Dunia sihir ini tidak akan bisa dihancurkan hanya dengan kegelapan yang ada di dalamnya. Sebelum mencapai tahap kedua di mana dunia terbebas dari siklus kebencian, seseorang harus menjadi target bagi dunia.
"Seseorang harus memikul semua rasa sakit dan dendam itu sendirian, dan akulah orangnya."
Karya ini diterbitkan atas izin NovelToon Ilfar Aksara, isi konten hanyalah pandangan pribadi pembuatnya, tidak mewakili NovelToon sendiri
Chapter 24 - Noctis The Blood Moon Demon
Situasi yang terjadi sekarang ini sangat tidak menguntungkan Ashura. Terlebih Thalindra yang mempercayakan dirinya untuk menghadapi orang-orang dihadapannya.
"Semua orang sama saja! Mereka terlalu berharap besar kepadaku!" Ashura mengepalkan tangannya dan merasakan mana dalam tubuhnya belum stabil.
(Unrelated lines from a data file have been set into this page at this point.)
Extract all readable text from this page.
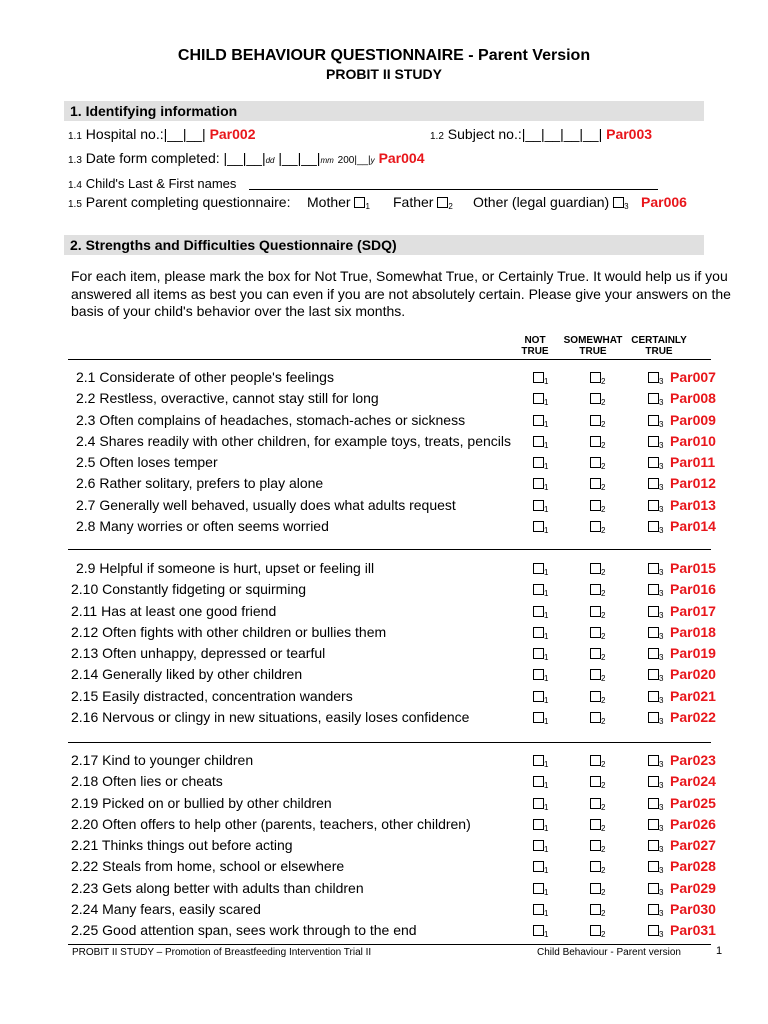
CHILD BEHAVIOUR QUESTIONNAIRE - Parent Version
PROBIT II STUDY
1. Identifying information
1.1 Hospital no.:|__|__| Par002	1.2 Subject no.:|__|__|__|__| Par003
1.3 Date form completed: |__|__|dd |__|__|mm 200|__|y Par004
1.4 Child's Last & First names
1.5 Parent completing questionnaire: Mother 1 Father 2 Other (legal guardian) 3 Par006
2. Strengths and Difficulties Questionnaire (SDQ)
For each item, please mark the box for Not True, Somewhat True, or Certainly True. It would help us if you answered all items as best you can even if you are not absolutely certain. Please give your answers on the basis of your child's behavior over the last six months.
NOT
TRUE
SOMEWHAT
TRUE
CERTAINLY
TRUE
2.1 Considerate of other people's feelings	1	2	3 Par007
2.2 Restless, overactive, cannot stay still for long	1	2	3 Par008
2.3 Often complains of headaches, stomach-aches or sickness	1	2	3 Par009
2.4 Shares readily with other children, for example toys, treats, pencils	1	2	3 Par010
2.5 Often loses temper	1	2	3 Par011
2.6 Rather solitary, prefers to play alone	1	2	3 Par012
2.7 Generally well behaved, usually does what adults request	1	2	3 Par013
2.8 Many worries or often seems worried	1	2	3 Par014
2.9 Helpful if someone is hurt, upset or feeling ill	1	2	3 Par015
2.10 Constantly fidgeting or squirming	1	2	3 Par016
2.11 Has at least one good friend	1	2	3 Par017
2.12 Often fights with other children or bullies them	1	2	3 Par018
2.13 Often unhappy, depressed or tearful	1	2	3 Par019
2.14 Generally liked by other children	1	2	3 Par020
2.15 Easily distracted, concentration wanders	1	2	3 Par021
2.16 Nervous or clingy in new situations, easily loses confidence	1	2	3 Par022
2.17 Kind to younger children	1	2	3 Par023
2.18 Often lies or cheats	1	2	3 Par024
2.19 Picked on or bullied by other children	1	2	3 Par025
2.20 Often offers to help other (parents, teachers, other children)	1	2	3 Par026
2.21 Thinks things out before acting	1	2	3 Par027
2.22 Steals from home, school or elsewhere	1	2	3 Par028
2.23 Gets along better with adults than children	1	2	3 Par029
2.24 Many fears, easily scared	1	2	3 Par030
2.25 Good attention span, sees work through to the end	1	2	3 Par031
PROBIT II STUDY – Promotion of Breastfeeding Intervention Trial II	Child Behaviour - Parent version	1
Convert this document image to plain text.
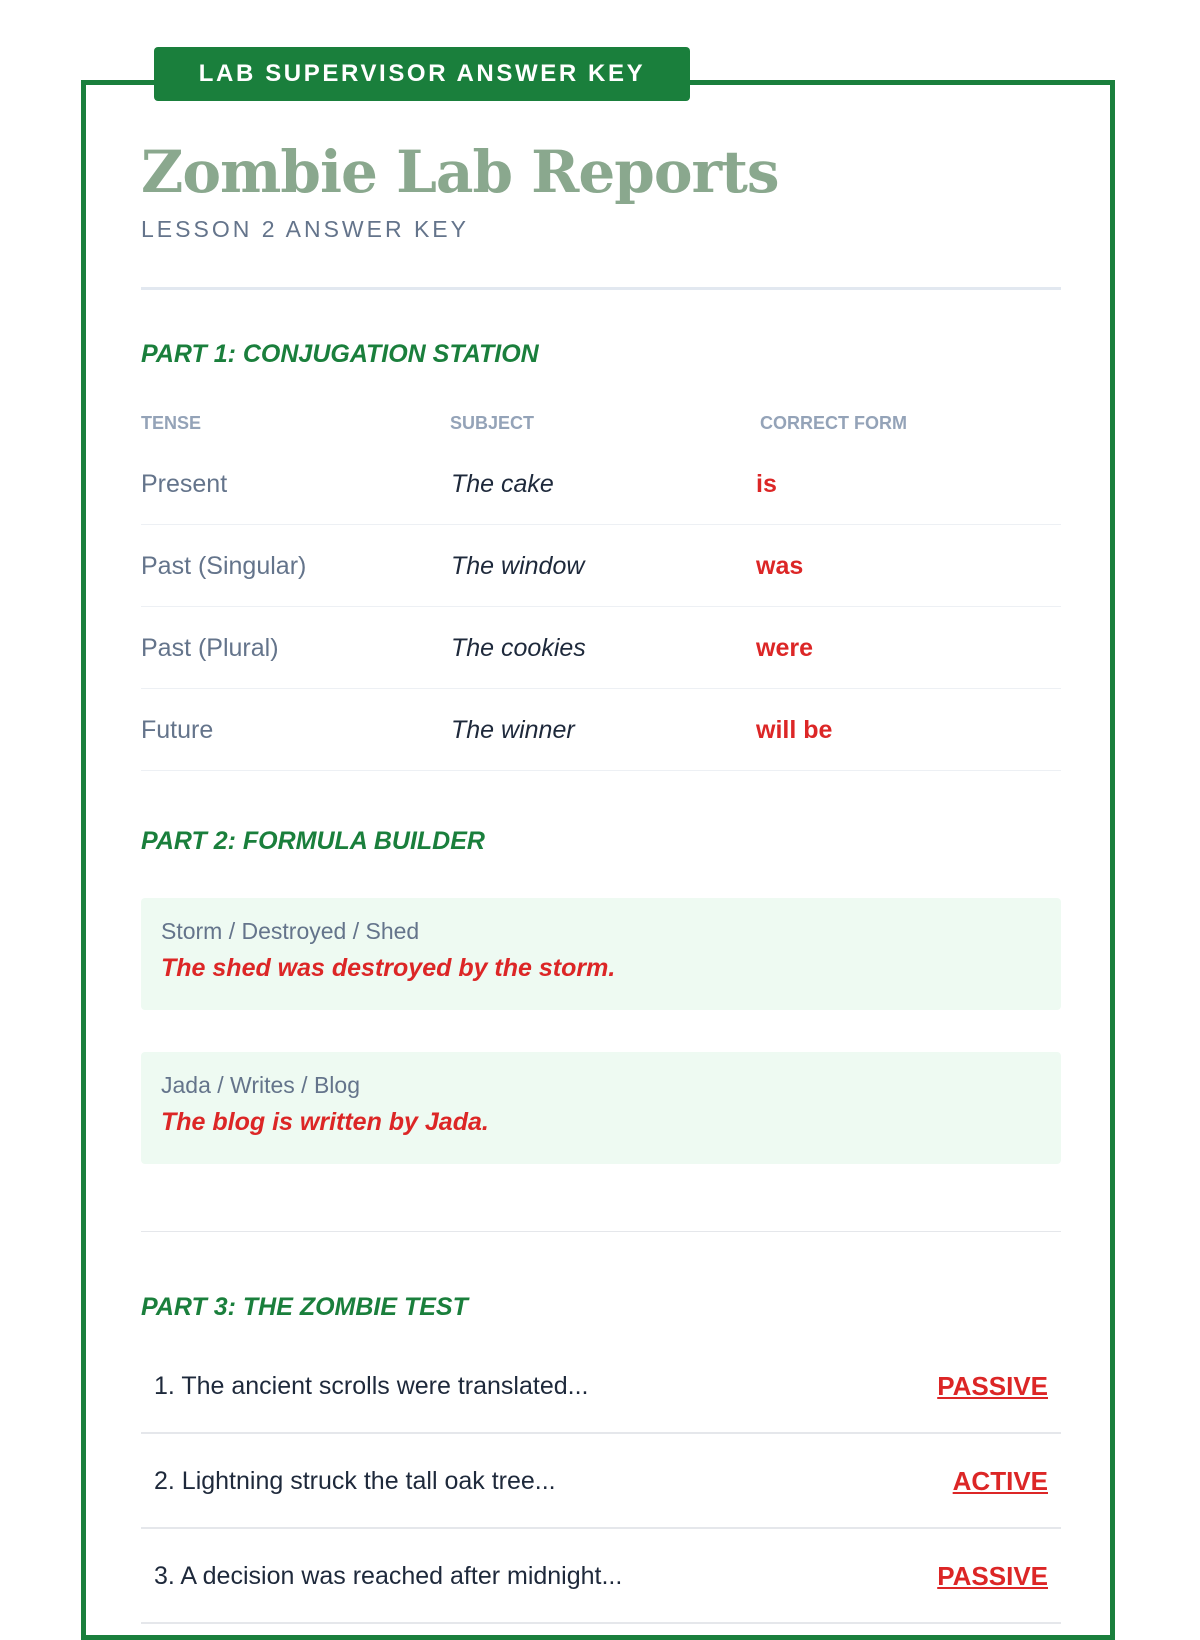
LAB SUPERVISOR ANSWER KEY
Zombie Lab Reports
LESSON 2 ANSWER KEY
PART 1: CONJUGATION STATION
TENSE	SUBJECT	CORRECT FORM
Present	The cake	is
Past (Singular)	The window	was
Past (Plural)	The cookies	were
Future	The winner	will be
PART 2: FORMULA BUILDER
Storm / Destroyed / Shed
The shed was destroyed by the storm.
Jada / Writes / Blog
The blog is written by Jada.
PART 3: THE ZOMBIE TEST
1. The ancient scrolls were translated...	PASSIVE
2. Lightning struck the tall oak tree...	ACTIVE
3. A decision was reached after midnight...	PASSIVE
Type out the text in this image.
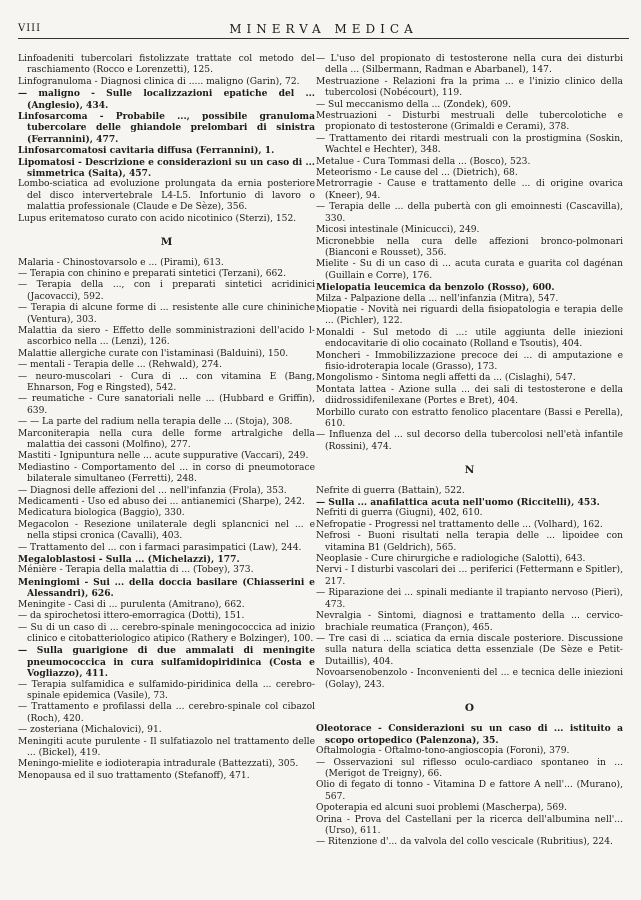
VIII	MINERVA MEDICA

Linfoadeniti tubercolari fistolizzate trattate col metodo del raschiamento (Rocco e Lorenzetti), 125.

Linfogranuloma - Diagnosi clinica di ..... maligno (Garin), 72.

— maligno - Sulle localizzazioni epatiche del ... (Anglesio), 434.

Linfosarcoma - Probabile ..., possibile granuloma tubercolare delle ghiandole prelombari di sinistra (Ferrannini), 477.

Linfosarcomatosi cavitaria diffusa (Ferrannini), 1.

Lipomatosi - Descrizione e considerazioni su un caso di ... simmetrica (Saita), 457.

Lombo-sciatica ad evoluzione prolungata da ernia posteriore del disco intervertebrale L4-L5. Infortunio di lavoro o malattia professionale (Claude e De Sèze), 356.

Lupus eritematoso curato con acido nicotinico (Sterzi), 152.

M

Malaria - Chinostovarsolo e ... (Pirami), 613.

— Terapia con chinino e preparati sintetici (Terzani), 662.

— Terapia della ..., con i preparati sintetici acridinici (Jacovacci), 592.

— Terapia di alcune forme di ... resistente alle cure chininiche (Ventura), 303.

Malattia da siero - Effetto delle somministrazioni dell'acido l-ascorbico nella ... (Lenzi), 126.

Malattie allergiche curate con l'istaminasi (Balduini), 150.

— mentali - Terapia delle ... (Rehwald), 274.

— neuro-muscolari - Cura di ... con vitamina E (Bang, Ehnarson, Fog e Ringsted), 542.

— reumatiche - Cure sanatoriali nelle ... (Hubbard e Griffin), 639.

— — La parte del radium nella terapia delle ... (Stoja), 308.

Marconiterapia nella cura delle forme artralgiche della malattia dei cassoni (Molfino), 277.

Mastiti - Ignipuntura nelle ... acute suppurative (Vaccari), 249.

Mediastino - Comportamento del ... in corso di pneumotorace bilaterale simultaneo (Ferretti), 248.

— Diagnosi delle affezioni del ... nell'infanzia (Frola), 353.

Medicamenti - Uso ed abuso dei ... antianemici (Sharpe), 242.

Medicatura biologica (Baggio), 330.

Megacolon - Resezione unilaterale degli splancnici nel ... e nella stipsi cronica (Cavalli), 403.

— Trattamento del ... con i farmaci parasimpatici (Law), 244.

Megaloblastosi - Sulla ... (Michelazzi), 177.

Ménière - Terapia della malattia di ... (Tobey), 373.

Meningiomi - Sui ... della doccia basilare (Chiasserini e Alessandri), 626.

Meningite - Casi di ... purulenta (Amitrano), 662.

— da spirochetosi ittero-emorragica (Dotti), 151.

— Su di un caso di ... cerebro-spinale meningococcica ad inizio clinico e citobatteriologico atipico (Rathery e Bolzinger), 100.

— Sulla guarigione di due ammalati di meningite pneumococcica in cura sulfamidopiridinica (Costa e Vogliazzo), 411.

— Terapia sulfamidica e sulfamido-piridinica della ... cerebro-spinale epidemica (Vasile), 73.

— Trattamento e profilassi della ... cerebro-spinale col cibazol (Roch), 420.

— zosteriana (Michalovici), 91.

Meningiti acute purulente - Il sulfatiazolo nel trattamento delle ... (Bickel), 419.

Meningo-mielite e iodioterapia intradurale (Battezzati), 305.

Menopausa ed il suo trattamento (Stefanoff), 471.

— L'uso del propionato di testosterone nella cura dei disturbi della ... (Silbermann, Radman e Abarbanel), 147.

Mestruazione - Relazioni fra la prima ... e l'inizio clinico della tubercolosi (Nobécourt), 119.

— Sul meccanismo della ... (Zondek), 609.

Mestruazioni - Disturbi mestruali delle tubercolotiche e propionato di testosterone (Grimaldi e Cerami), 378.

— Trattamento dei ritardi mestruali con la prostigmina (Soskin, Wachtel e Hechter), 348.

Metalue - Cura Tommasi della ... (Bosco), 523.

Meteorismo - Le cause del ... (Dietrich), 68.

Metrorragie - Cause e trattamento delle ... di origine ovarica (Kneer), 94.

— Terapia delle ... della pubertà con gli emoinnesti (Cascavilla), 330.

Micosi intestinale (Minicucci), 249.

Micronebbie nella cura delle affezioni bronco-polmonari (Bianconi e Rousset), 356.

Mielite - Su di un caso di ... acuta curata e guarita col dagénan (Guillain e Corre), 176.

Mielopatia leucemica da benzolo (Rosso), 600.

Milza - Palpazione della ... nell'infanzia (Mitra), 547.

Miopatie - Novità nei riguardi della fisiopatologia e terapia delle ... (Pichler), 122.

Monaldi - Sul metodo di ...: utile aggiunta delle iniezioni endocavitarie di olio cocainato (Rolland e Tsoutis), 404.

Moncheri - Immobilizzazione precoce dei ... di amputazione e fisio-idroterapia locale (Grasso), 173.

Mongolismo - Sintoma negli affetti da ... (Cislaghi), 547.

Montata lattea - Azione sulla ... dei sali di testosterone e della diidrossidifenilexane (Portes e Bret), 404.

Morbillo curato con estratto fenolico placentare (Bassi e Perella), 610.

— Influenza del ... sul decorso della tubercolosi nell'età infantile (Rossini), 474.

N

Nefrite di guerra (Battain), 522.

— Sulla ... anafilattica acuta nell'uomo (Riccitelli), 453.

Nefriti di guerra (Giugni), 402, 610.

Nefropatie - Progressi nel trattamento delle ... (Volhard), 162.

Nefrosi - Buoni risultati nella terapia delle ... lipoidee con vitamina B1 (Geldrich), 565.

Neoplasie - Cure chirurgiche e radiologiche (Salotti), 643.

Nervi - I disturbi vascolari dei ... periferici (Fettermann e Spitler), 217.

— Riparazione dei ... spinali mediante il trapianto nervoso (Pieri), 473.

Nevralgia - Sintomi, diagnosi e trattamento della ... cervico-brachiale reumatica (Françon), 465.

— Tre casi di ... sciatica da ernia discale posteriore. Discussione sulla natura della sciatica detta essenziale (De Sèze e Petit-Dutaillis), 404.

Novoarsenobenzolo - Inconvenienti del ... e tecnica delle iniezioni (Golay), 243.

O

Oleotorace - Considerazioni su un caso di ... istituito a scopo ortopedico (Palenzona), 35.

Oftalmologia - Oftalmo-tono-angioscopia (Foroni), 379.

— Osservazioni sul riflesso oculo-cardiaco spontaneo in ... (Merigot de Treigny), 66.

Olio di fegato di tonno - Vitamina D e fattore A nell'... (Murano), 567.

Opoterapia ed alcuni suoi problemi (Mascherpa), 569.

Orina - Prova del Castellani per la ricerca dell'albumina nell'... (Urso), 611.

— Ritenzione d'... da valvola del collo vescicale (Rubritius), 224.
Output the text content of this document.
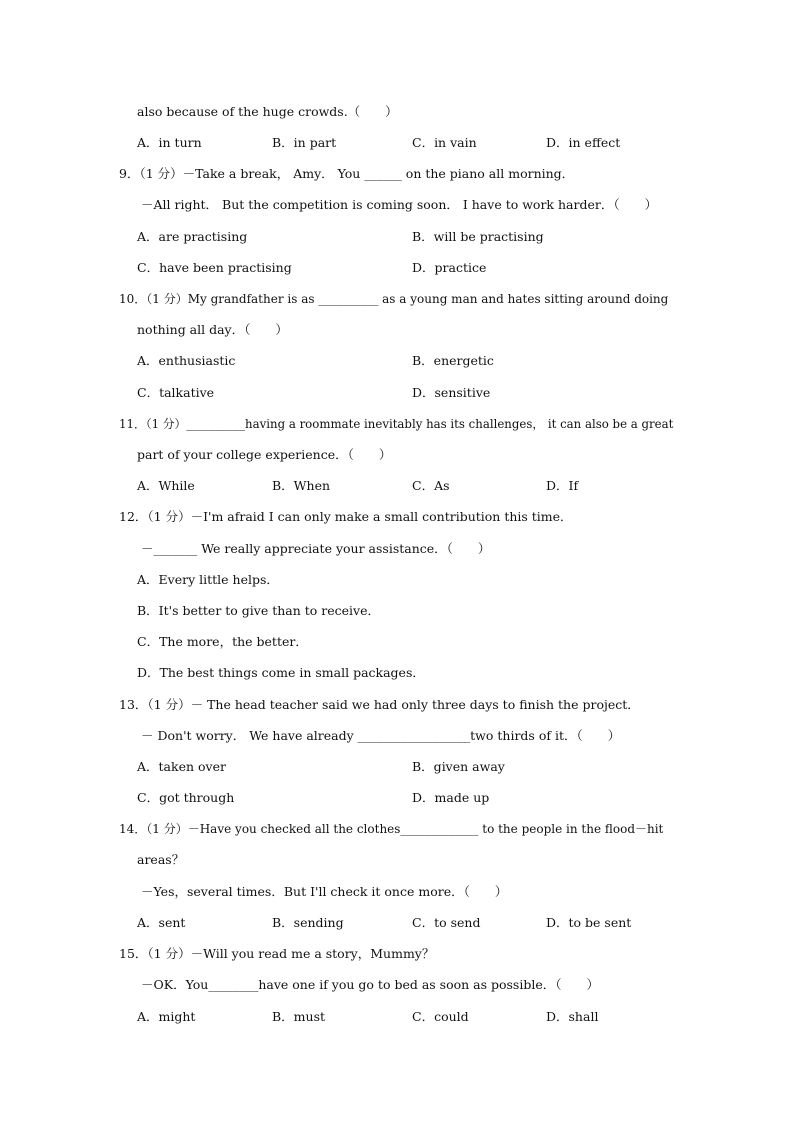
also because of the huge crowds.（　　）
A．in turn	B．in part	C．in vain	D．in effect
9．（1 分）－Take a break， Amy． You ______ on the piano all morning．
－All right． But the competition is coming soon． I have to work harder．（　　）
A．are practising	B．will be practising
C．have been practising	D．practice
10．（1 分）My grandfather is as __________ as a young man and hates sitting around doing
nothing all day．（　　）
A．enthusiastic	B．energetic
C．talkative	D．sensitive
11．（1 分）__________having a roommate inevitably has its challenges， it can also be a great
part of your college experience．（　　）
A．While	B．When	C．As	D．If
12．（1 分）－I'm afraid I can only make a small contribution this time．
－_______ We really appreciate your assistance．（　　）
A．Every little helps．
B．It's better to give than to receive．
C．The more，the better．
D．The best things come in small packages．
13．（1 分）－ The head teacher said we had only three days to finish the project．
－ Don't worry． We have already __________________two thirds of it．（　　）
A．taken over	B．given away
C．got through	D．made up
14．（1 分）－Have you checked all the clothes_____________ to the people in the flood－hit
areas？
－Yes，several times．But I'll check it once more．（　　）
A．sent	B．sending	C．to send	D．to be sent
15．（1 分）－Will you read me a story，Mummy？
－OK．You________have one if you go to bed as soon as possible．（　　）
A．might	B．must	C．could	D．shall
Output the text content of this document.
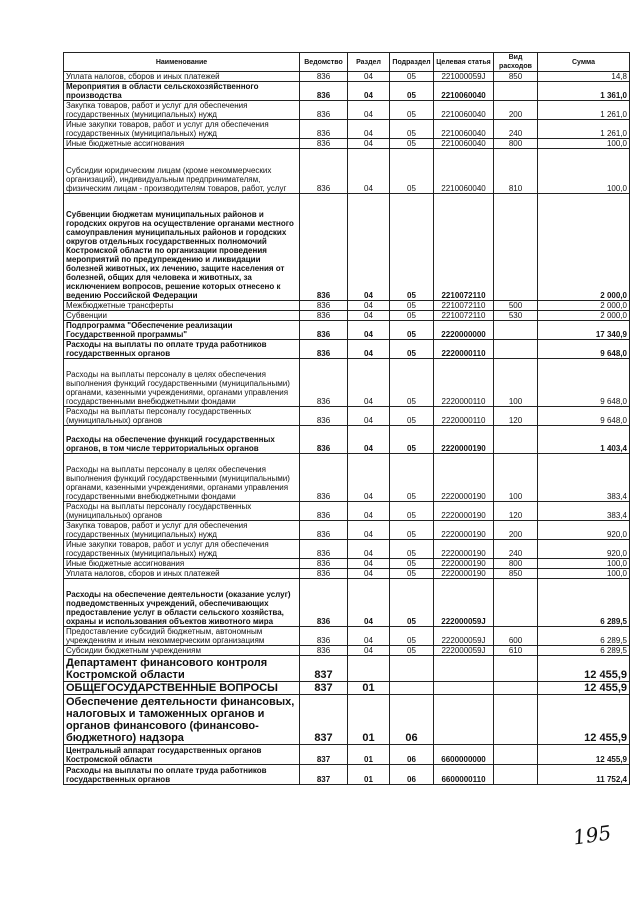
Наименование	Ведомство	Раздел	Подраздел	Целевая статья	Вид расходов	Сумма
Уплата налогов, сборов и иных платежей	836	04	05	221000059J	850	14,8
Мероприятия в области сельскохозяйственного производства	836	04	05	2210060040		1 361,0
Закупка товаров, работ и услуг для обеспечения государственных (муниципальных) нужд	836	04	05	2210060040	200	1 261,0
Иные закупки товаров, работ и услуг для обеспечения государственных (муниципальных) нужд	836	04	05	2210060040	240	1 261,0
Иные бюджетные ассигнования	836	04	05	2210060040	800	100,0
Субсидии юридическим лицам (кроме некоммерческих организаций), индивидуальным предпринимателям, физическим лицам - производителям товаров, работ, услуг	836	04	05	2210060040	810	100,0
Субвенции бюджетам муниципальных районов и городских округов на осуществление органами местного самоуправления муниципальных районов и городских округов отдельных государственных полномочий Костромской области по организации проведения мероприятий по предупреждению и ликвидации болезней животных, их лечению, защите населения от болезней, общих для человека и животных, за исключением вопросов, решение которых отнесено к ведению Российской Федерации	836	04	05	2210072110		2 000,0
Межбюджетные трансферты	836	04	05	2210072110	500	2 000,0
Субвенции	836	04	05	2210072110	530	2 000,0
Подпрограмма "Обеспечение реализации Государственной программы"	836	04	05	2220000000		17 340,9
Расходы на выплаты по оплате труда работников государственных органов	836	04	05	2220000110		9 648,0
Расходы на выплаты персоналу в целях обеспечения выполнения функций государственными (муниципальными) органами, казенными учреждениями, органами управления государственными внебюджетными фондами	836	04	05	2220000110	100	9 648,0
Расходы на выплаты персоналу государственных (муниципальных) органов	836	04	05	2220000110	120	9 648,0
Расходы на обеспечение функций государственных органов, в том числе территориальных органов	836	04	05	2220000190		1 403,4
Расходы на выплаты персоналу в целях обеспечения выполнения функций государственными (муниципальными) органами, казенными учреждениями, органами управления государственными внебюджетными фондами	836	04	05	2220000190	100	383,4
Расходы на выплаты персоналу государственных (муниципальных) органов	836	04	05	2220000190	120	383,4
Закупка товаров, работ и услуг для обеспечения государственных (муниципальных) нужд	836	04	05	2220000190	200	920,0
Иные закупки товаров, работ и услуг для обеспечения государственных (муниципальных) нужд	836	04	05	2220000190	240	920,0
Иные бюджетные ассигнования	836	04	05	2220000190	800	100,0
Уплата налогов, сборов и иных платежей	836	04	05	2220000190	850	100,0
Расходы на обеспечение деятельности (оказание услуг) подведомственных учреждений, обеспечивающих предоставление услуг в области сельского хозяйства, охраны и использования объектов животного мира	836	04	05	222000059J		6 289,5
Предоставление субсидий бюджетным, автономным учреждениям и иным некоммерческим организациям	836	04	05	222000059J	600	6 289,5
Субсидии бюджетным учреждениям	836	04	05	222000059J	610	6 289,5
Департамент финансового контроля Костромской области	837					12 455,9
ОБЩЕГОСУДАРСТВЕННЫЕ ВОПРОСЫ	837	01				12 455,9
Обеспечение деятельности финансовых, налоговых и таможенных органов и органов финансового (финансово-бюджетного) надзора	837	01	06			12 455,9
Центральный аппарат государственных органов Костромской области	837	01	06	6600000000		12 455,9
Расходы на выплаты по оплате труда работников государственных органов	837	01	06	6600000110		11 752,4
195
"Ashura! Hancurkan dinding es ini dan biarkan aku membantumu!" teriak Liorael dari dalam dinding es.
Mendengar Liorael terus mengoceh membuat Ashura menoleh kebelakang dan menatap Liorael.
"Aku tidak bisa menuruti keinginanmu, Pangeran. Kau seorang Putra Raja dan aku akan merasa berdosa jika membiarkan dirimu dan kalian terluka!" ujar Ashura sambil mencoba menjaga jarak dari lawannya.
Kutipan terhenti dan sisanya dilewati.